Another way which also works.
input_img = Input(shape=(encoding_dim,))
previous_layer = input_img
for i in range(bottleneck_layer,len(autoencoder.layers)): # bottleneck_layer = index of bottleneck_layer + 1!
next_layer = autoencoder.layers[i](previous_layer)
previous_layer = next_layer
decoder = Model(input_img, next_layer)
I've trained the following model for some timeseries in Keras:
input_layer = Input(batch_shape=(56, 3864))
first_layer = Dense(24, input_dim=28, activation='relu',
activity_regularizer=None,
kernel_regularizer=None)(input_layer)
first_layer = Dropout(0.3)(first_layer)
second_layer = Dense(12, activation='relu')(first_layer)
second_layer = Dropout(0.3)(second_layer)
out = Dense(56)(second_layer)
model_1 = Model(input_layer, out)
Then I defined a new model with the trained layers of model_1 and added dropout layers with a different rate, drp, to it:
input_2 = Input(batch_shape=(56, 3864))
first_dense_layer = model_1.layers[1](input_2)
first_dropout_layer = model_1.layers[2](first_dense_layer)
new_dropout = Dropout(drp)(first_dropout_layer)
snd_dense_layer = model_1.layers[3](new_dropout)
snd_dropout_layer = model_1.layers[4](snd_dense_layer)
new_dropout_2 = Dropout(drp)(snd_dropout_layer)
output = model_1.layers[5](new_dropout_2)
model_2 = Model(input_2, output)
Then I'm getting the prediction results of these two models as follow:
result_1 = model_1.predict(test_data, batch_size=56)
result_2 = model_2.predict(test_data, batch_size=56)
I was expecting to get completely different results because the second model has new dropout layers and theses two models are different (IMO), but that's not the case. Both are generating the same result. Why is that happening?

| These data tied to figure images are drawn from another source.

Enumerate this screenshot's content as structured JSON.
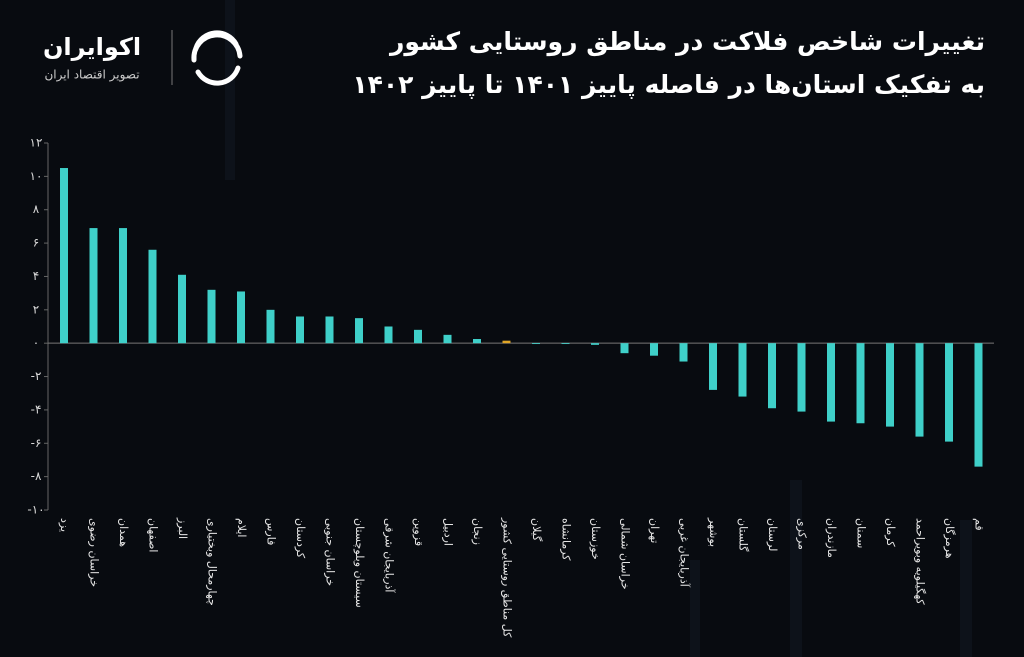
{
  "header": {
    "brand": "اکوایران",
    "tagline": "تصویر اقتصاد ایران"
  },
  "chart_data": {
    "type": "bar",
    "title": "تغییرات شاخص فلاکت در مناطق روستایی کشور",
    "subtitle": "به تفکیک استان‌ها در فاصله پاییز ۱۴۰۱ تا پاییز ۱۴۰۲",
    "categories": [
      "یزد",
      "خراسان رضوی",
      "همدان",
      "اصفهان",
      "البرز",
      "چهارمحال وبختیاری",
      "ایلام",
      "فارس",
      "کردستان",
      "خراسان جنوبی",
      "سیستان وبلوچستان",
      "آذربایجان شرقی",
      "قزوین",
      "اردبیل",
      "زنجان",
      "کل مناطق روستایی کشور",
      "گیلان",
      "کرمانشاه",
      "خوزستان",
      "خراسان شمالی",
      "تهران",
      "آذربایجان غربی",
      "بوشهر",
      "گلستان",
      "لرستان",
      "مرکزی",
      "مازندران",
      "سمنان",
      "کرمان",
      "کهگیلویه وبویراحمد",
      "هرمزگان",
      "قم"
    ],
    "values": [
      10.5,
      6.9,
      6.9,
      5.6,
      4.1,
      3.2,
      3.1,
      2.0,
      1.6,
      1.6,
      1.5,
      1.0,
      0.8,
      0.5,
      0.25,
      0.15,
      -0.05,
      -0.05,
      -0.1,
      -0.6,
      -0.75,
      -1.1,
      -2.8,
      -3.2,
      -3.9,
      -4.1,
      -4.7,
      -4.8,
      -5.0,
      -5.6,
      -5.9,
      -7.4
    ],
    "color": "#3fd0c9",
    "highlight": {
      "index": 15,
      "color": "#e0a526"
    },
    "ylim": [
      -10,
      12
    ],
    "yticks": [
      {
        "value": 12,
        "label": "۱۲"
      },
      {
        "value": 10,
        "label": "۱۰"
      },
      {
        "value": 8,
        "label": "۸"
      },
      {
        "value": 6,
        "label": "۶"
      },
      {
        "value": 4,
        "label": "۴"
      },
      {
        "value": 2,
        "label": "۲"
      },
      {
        "value": 0,
        "label": "۰"
      },
      {
        "value": -2,
        "label": "-۲"
      },
      {
        "value": -4,
        "label": "-۴"
      },
      {
        "value": -6,
        "label": "-۶"
      },
      {
        "value": -8,
        "label": "-۸"
      },
      {
        "value": -10,
        "label": "-۱۰"
      }
    ]
  }
}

As I mentioned in the comments, the Dropout layer is turned off in inference phase (i.e. test mode), so when you use model.predict() the Dropout layers are not active. However, if you would like to have a model that uses Dropout both in training and inference phase, you can pass training argument when calling it, as suggested by François Chollet:
# ...
new_dropout = Dropout(drp)(first_dropout_layer, training=True)
# ...
Alternatively, If you have already trained your model and now want to use it in inference mode and keep the Dropout layers (and possibly other layers which have different behavior in training/inference phase such as BatchNormalization) active, you can define a backend function that takes the model's inputs as well as Keras learning phase:
from keras import backend as K
func = K.function(model.inputs + [K.learning_phase()], model.outputs)
# to use it pass 1 to set the learning phase to training mode
outputs = func([input_arrays] + [1.])
your question has a simple solution in the latest version of Tensorflow. you can set the training argument of the call method to true.

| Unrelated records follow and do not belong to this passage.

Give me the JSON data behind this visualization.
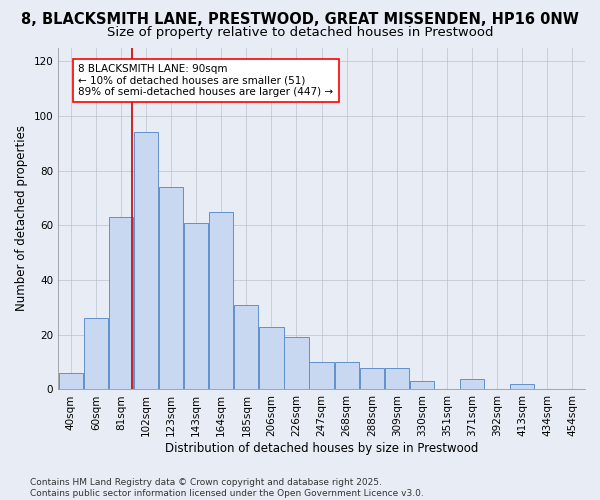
{
  "title": "8, BLACKSMITH LANE, PRESTWOOD, GREAT MISSENDEN, HP16 0NW",
  "subtitle": "Size of property relative to detached houses in Prestwood",
  "xlabel": "Distribution of detached houses by size in Prestwood",
  "ylabel": "Number of detached properties",
  "categories": [
    "40sqm",
    "60sqm",
    "81sqm",
    "102sqm",
    "123sqm",
    "143sqm",
    "164sqm",
    "185sqm",
    "206sqm",
    "226sqm",
    "247sqm",
    "268sqm",
    "288sqm",
    "309sqm",
    "330sqm",
    "351sqm",
    "371sqm",
    "392sqm",
    "413sqm",
    "434sqm",
    "454sqm"
  ],
  "values": [
    6,
    26,
    63,
    94,
    74,
    61,
    65,
    31,
    23,
    19,
    10,
    10,
    8,
    8,
    3,
    0,
    4,
    0,
    2,
    0,
    0
  ],
  "bar_color": "#c8d8f0",
  "bar_edge_color": "#6090cc",
  "grid_color": "#b0b8c8",
  "background_color": "#e8edf5",
  "ylim": [
    0,
    125
  ],
  "yticks": [
    0,
    20,
    40,
    60,
    80,
    100,
    120
  ],
  "vline_color": "#cc0000",
  "annotation_text": "8 BLACKSMITH LANE: 90sqm\n← 10% of detached houses are smaller (51)\n89% of semi-detached houses are larger (447) →",
  "footer_text": "Contains HM Land Registry data © Crown copyright and database right 2025.\nContains public sector information licensed under the Open Government Licence v3.0.",
  "title_fontsize": 10.5,
  "subtitle_fontsize": 9.5,
  "axis_label_fontsize": 8.5,
  "tick_fontsize": 7.5,
  "annotation_fontsize": 7.5,
  "footer_fontsize": 6.5
}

you can run a code like the below code:
model(input,training=True)
by using training=True TensorFlow automatically applies the Dropout layer in inference mode.
As there are already some working code solutions above, I will simply add a few more details regarding dropout during inference to prevent confusion.
Based on the original paper, Dropout layers play the role of turning off (setting gradients to zero) the neuron nodes during training to reduce overfitting. However, once we finish off with training and start testing the model, we do not 'touch' any neurons, thus, all the units are considered to make the decision when inferencing. This causes previously 'dead' neuron weights to be large than expected due to the usage of Dropout. To prevent this, a scaling factor is applied to balance the network node. To be more precise, if a unit is retained with probability p during training, the outgoing weights of that unit are multiplied by p during the prediction stage.